Strict laws were made for the good treatment of the
slaves on the plantations. The trade was carried
on under license from the Government, and an import
duty of thirty ducats per head was charged on every
negro that was landed. I call it an experiment.
The full consequences could not be foreseen; and I
cannot see that as an experiment it merits the censures
which in its later developments it eventually came
to deserve. Las Casas, who approved of it, was
one of the most excellent of men. Our own Bishop
Butler could give no decided opinion against negro
slavery as it existed in his time. It is absurd
to say that ordinary merchants and ship captains ought
to have seen the infamy of a practice which Las Casas
advised and Butler could not condemn. The Spanish
and Portuguese Governments claimed, as I said, the
control of the traffic. The Spanish settlers
in the West Indies objected to a restriction which
raised the price and shortened the supply. They
considered that having established themselves in a
new country they had a right to a voice in the conditions
of their occupancy. It was thus that the Spaniards
in the Canaries represented the matter to John Hawkins.
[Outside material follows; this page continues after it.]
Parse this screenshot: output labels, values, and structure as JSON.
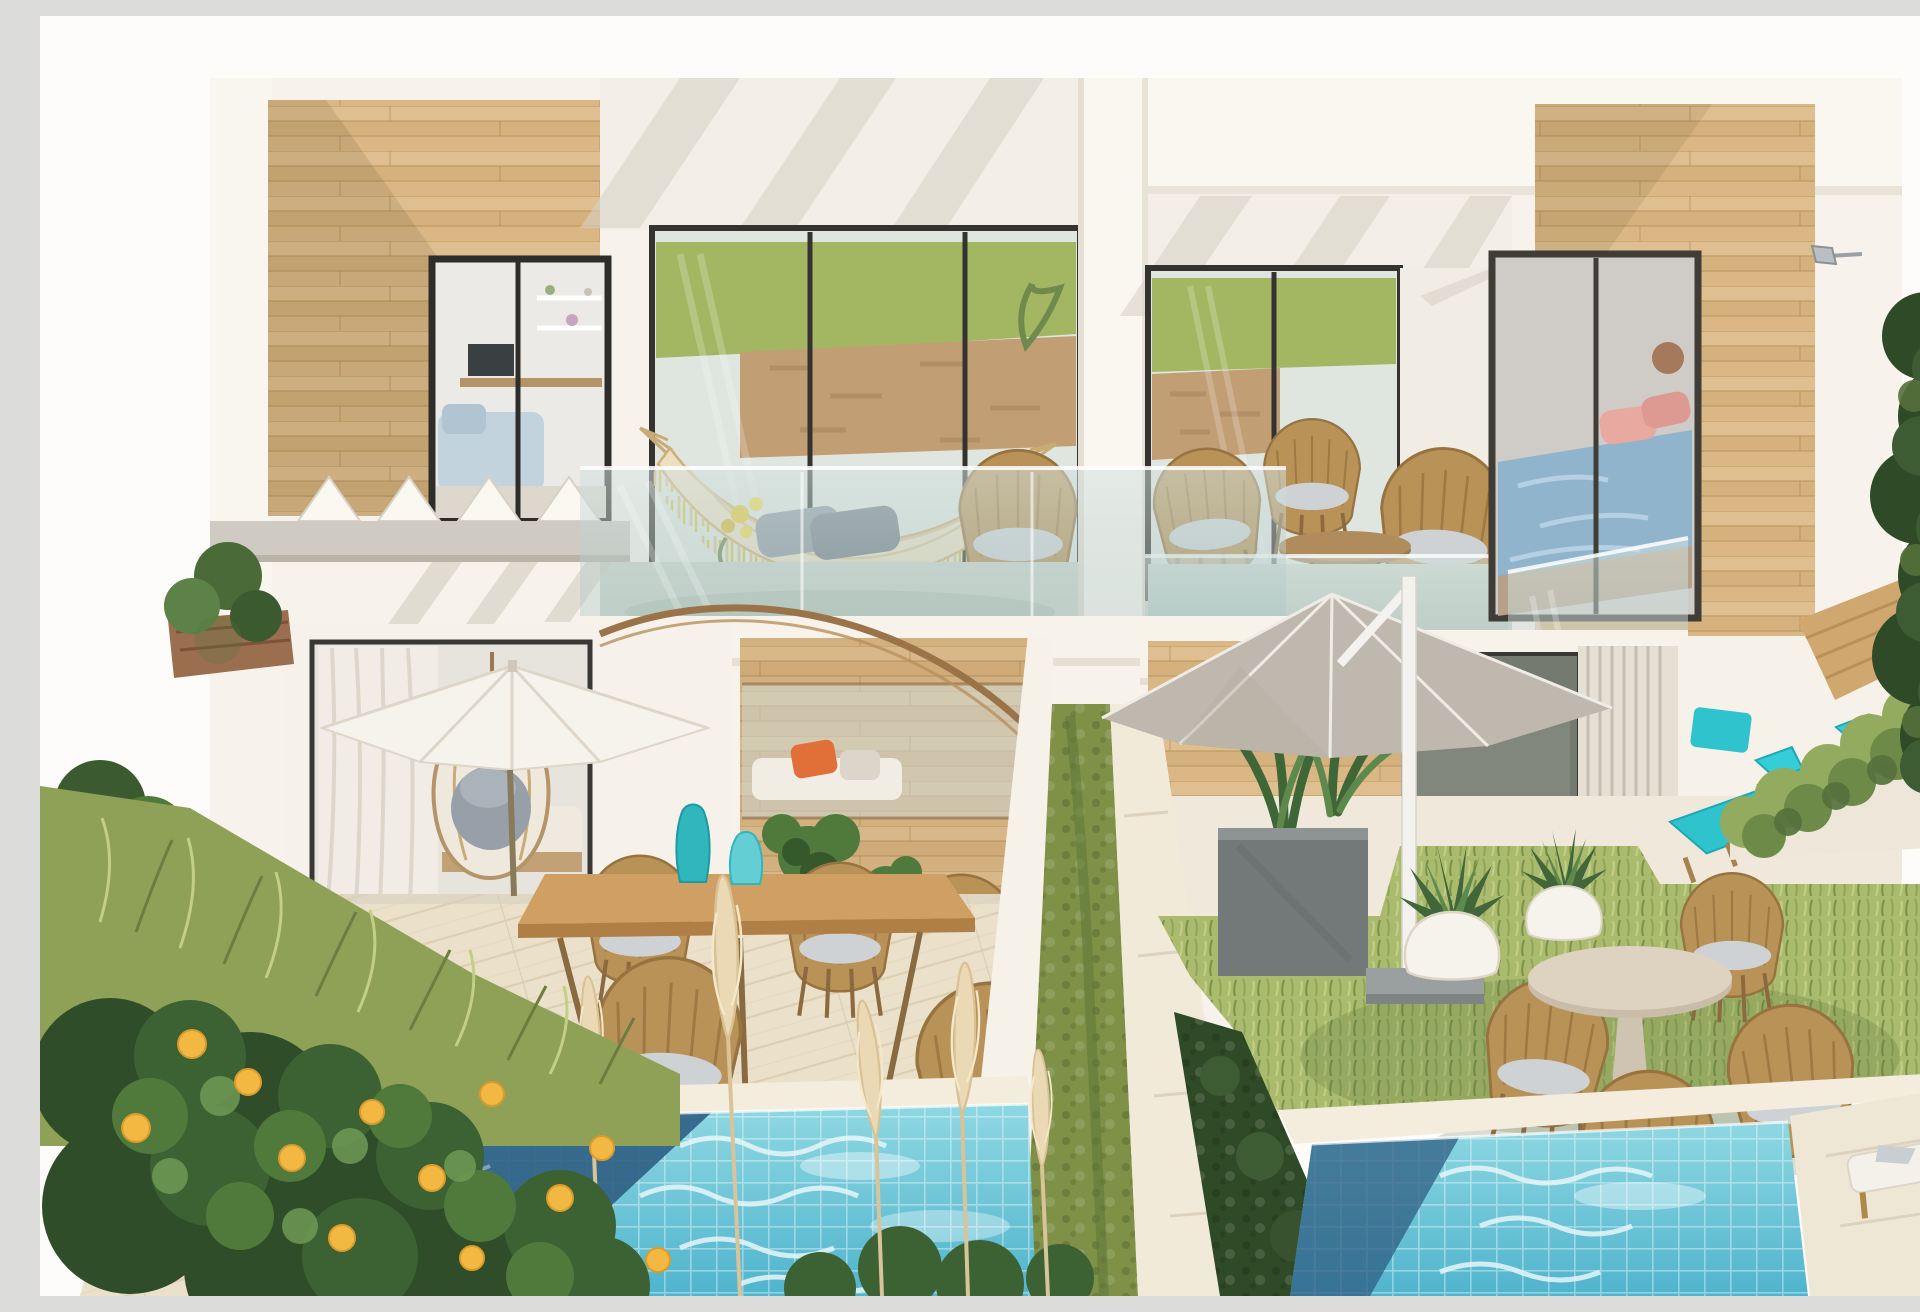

They told him that if he liked to make the venture
with a contraband cargo from Guinea, their countrymen
would give him an enthusiastic welcome. It is
evident from the story that neither he nor they expected
that serious offence would be taken at Madrid.
Hawkins at this time was entirely friendly with the
Spaniards. It was enough if he could be assured
that the colonists would be glad to deal with him.
I am not crediting him with the benevolent purposes
of Las Casas. I do not suppose Hawkins thought
much of saving black men’s souls. He saw
only an opportunity of extending his business among
a people with whom he was already largely connected.
The traffic was established. It had the sanction
of the Church, and no objection had been raised to
it anywhere on the score of morality. The only
question which could have presented itself to Hawkins
was of the right of the Spanish Government to prevent
foreigners from getting a share of a lucrative trade
against the wishes of its subjects. And his friends
at the Canaries certainly did not lead him to expect
any real opposition. One regrets that a famous
Englishman should have been connected with the slave
trade; but we have no right to heap violent censures
upon him because he was no more enlightened than the
wisest of his contemporaries.
Thus, encouraged from Santa Cruz, Hawkins on his return
to England formed an African company out of the leading
citizens of London. Three vessels were fitted
out, Hawkins being commander and part owner. The
size of them is remarkable: the Solomon,
as the largest was called, 120 tons; the Swallow,
100 tons; the Jonas not above 40 tons.
This represents them as inconceivably small.
They carried between them a hundred men, and ample
room had to be provided besides for the blacks.